US 11,934,458 B2
Binary code similarity detection system
Yuede Ji, Washington, DC (US); and Hao Howie Huang, McLean, VA (US)
Assigned to The George Washington University, Washington, DC (US)
Filed by The George Washington University, Washington, DC (US)
Filed on May 21, 2021, as Appl. No. 17/327,351.
Claims priority of provisional application 63/028,700, filed on May 22, 2020.
Prior Publication US 2022/0244953 A1, Aug. 4, 2022
Int. Cl. G06F 16/901 (2019.01); G06F 8/41 (2018.01); G06F 8/75 (2018.01); G06F 21/56 (2013.01); G06N 3/084 (2023.01)

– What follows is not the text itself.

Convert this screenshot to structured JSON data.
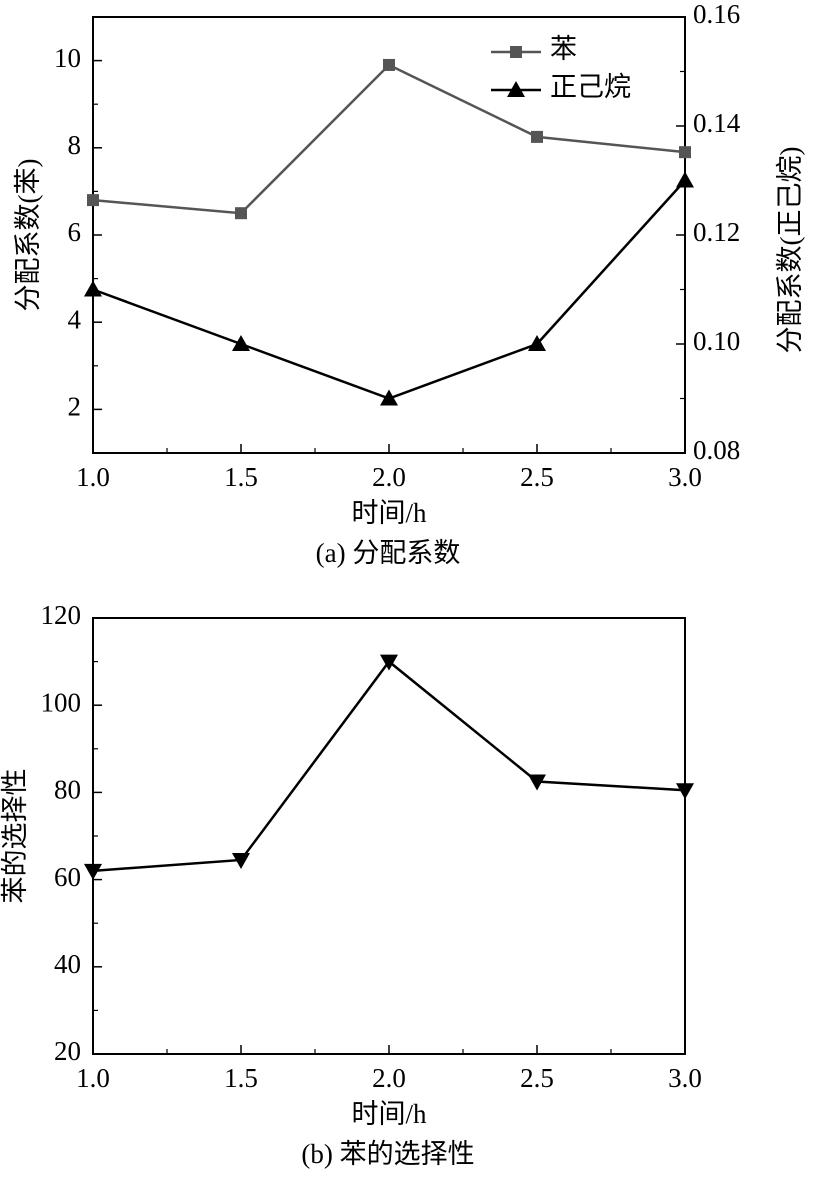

CPC G06F 16/9024 (2019.01) [G06F 8/41 (2013.01); G06F 8/751 (2013.01); G06F 21/563 (2013.01); G06N 3/084 (2013.01)] 18 Claims
OG exemplary drawing
 
1. A method for comparing a source code and a target binary code, wherein the source code cannot be directly compared to the target binary code, the method comprising:
identifying a target compiling configuration of the target binary code, the target compiling configuration indicating the compilation configuration for the target binary code, wherein identifying the target compiling configuration comprises:
generating an attributed function call graph of the target binary code and each of the binary codes in a training dataset, where the attributed function call graph represents a calling relationship between functions in the target binary code and the binary codes in the training dataset;
training a graph attention network on the attributed function call graph of the binary codes in the training dataset; and
identifying the target compiling configuration, by the graph attention network, based on the attributed function call graph of the target binary code;
generating a comparing binary for the source code, the comparing binary compiled from the source code using the target compiling configuration; and
comparing the target binary code to the generated comparing binary to determine a similarity between the source code and the target binary code.